We determine whether the carrying value of recorded indefinite-lived acquired intangible assets is impaired on an annual basis or more frequently if indicators of potential impairment exist. The impairment review process compares the fair value of the indefinite-lived acquired intangible assets to its carrying value. If the carrying value exceeds the fair value, an impairment loss is recorded. The impairment test performed as of October 1, 2017 resulted in the fair value of the Dice trademarks and brand exceeding the carrying value by 4%.
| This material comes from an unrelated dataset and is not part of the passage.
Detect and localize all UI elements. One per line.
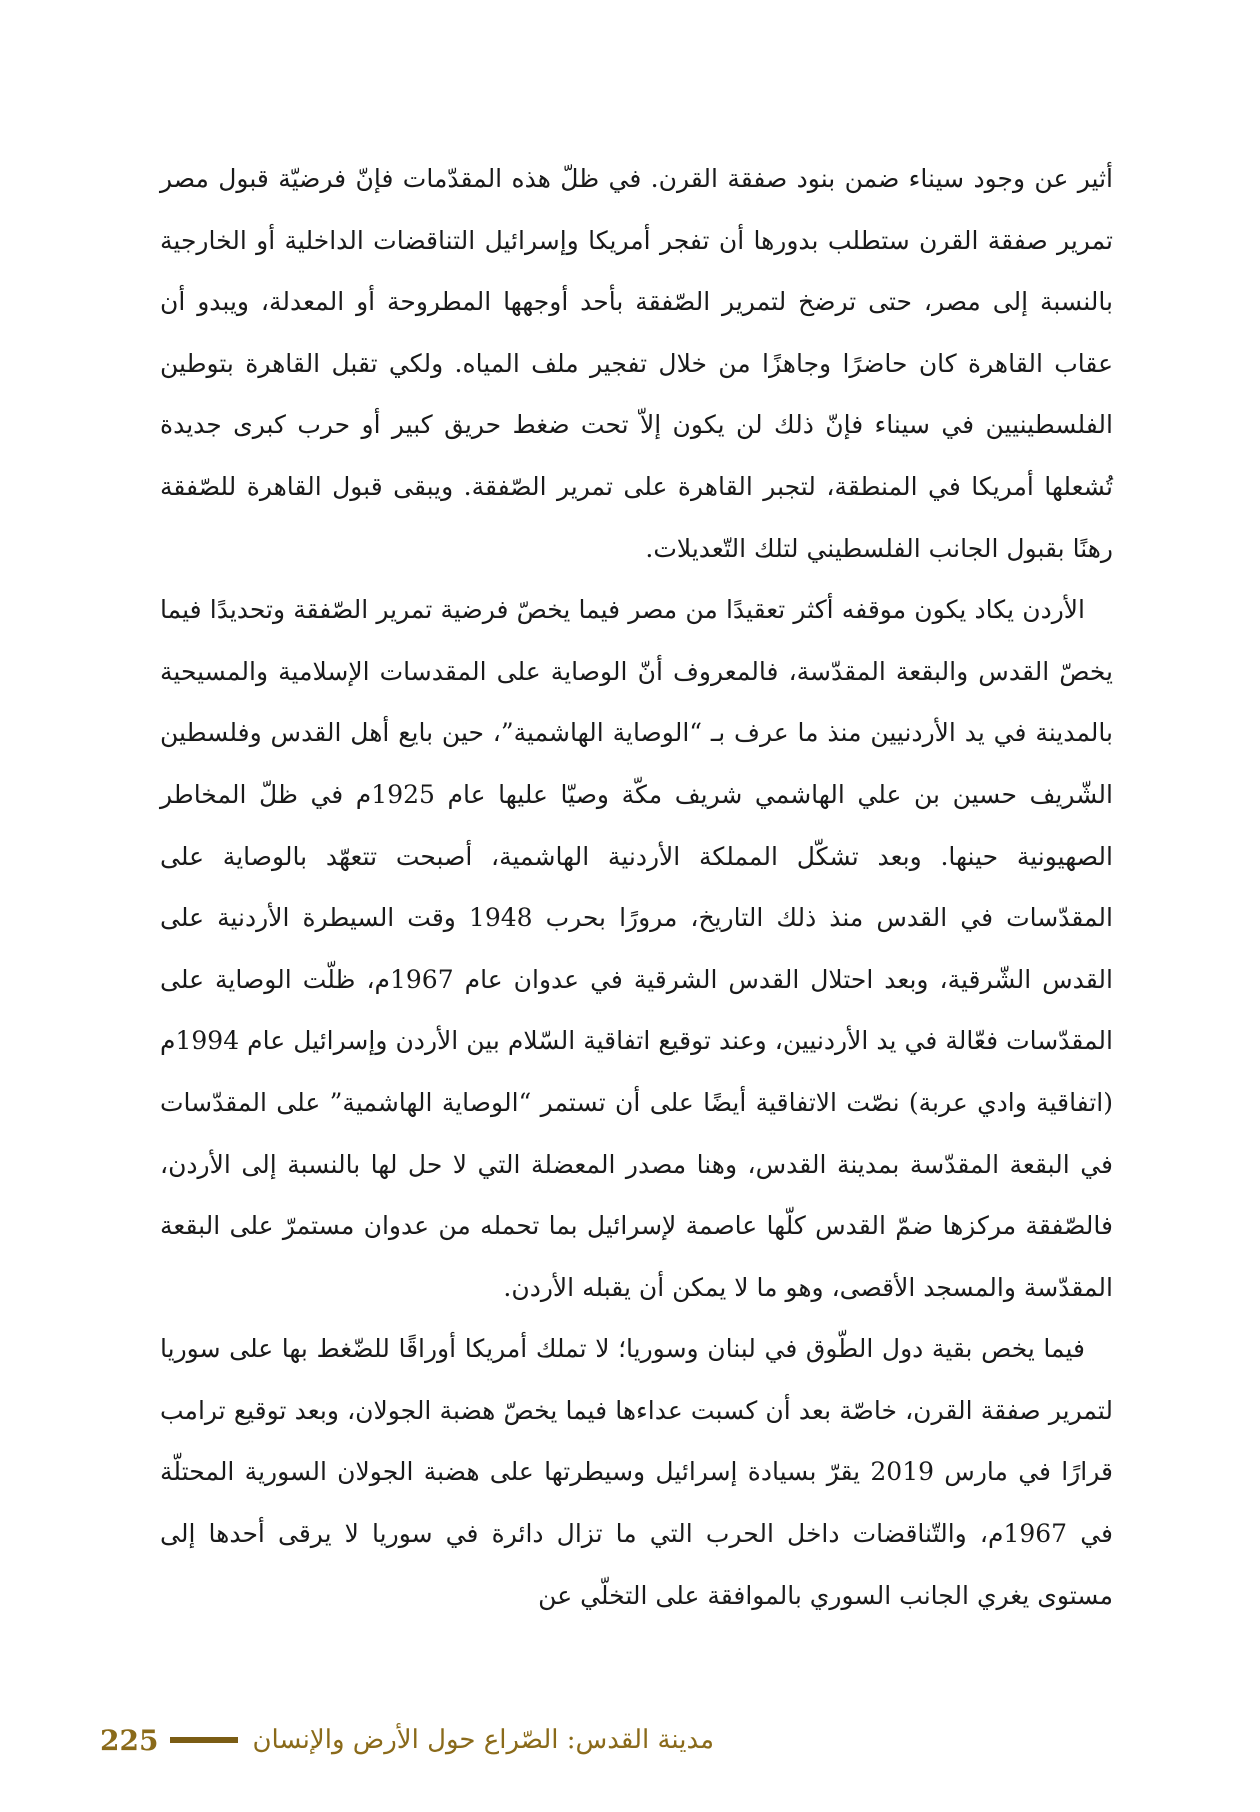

Revenue projections attributable to the Dice trademarks and brand name have declined due to competition in the technology recruiting market, challenges in developing and introducing new products and product enhancements to the market, the Company’s ability to attribute value delivered to customers, and continued uncertainty around Brexit. Revenues related to the Dice trademarks and brand name declined 7% and 4% for the years ended December 31, 2017 and 2016, respectively. Revenue projections for the year ending December 31, 2018 include a modest improvement to the rate of decline experienced in the year ended December 31, 2017 and is expected to begin to improve late in 2018 and into 2019. The Company’s ability to achieve these revenue projections may be impacted by, among other things, the factors noted above that have contributed to the decline in recent periods. Projected future cash flows attributable to the Dice trademarks and brand name declined as a result of the lower projected revenue, as well as increased spending focused on new and enhanced products and marketing campaigns. Operating expenses, excluding amortization expense, impairment charges and disposition related and other costs in the projections are expected to remain approximately consistent for the year ending December 31, 2018 as compared to the year ended December 31, 2017 and then increase at levels that allow for modest operating margin improvements. The Company utilized a relief from royalty rate method to value the Dice trademarks and brand name using a royalty rate of 5.0%.
The determination of whether or not indefinite-lived acquired intangible assets have become impaired involves a significant level of judgment in the assumptions underlying the approach used to determine the value of the indefinite-lived acquired intangible assets. Fair values are determined using a profit allocation methodology which estimates the value of the trademark and brand name by capitalizing the profits saved because the company owns the asset. We consider factors such as historical performance, anticipated market conditions, operating expense trends and capital expenditure requirements. Changes in our strategy and/or market conditions could significantly impact these judgments and require adjustments to recorded amounts of intangible assets.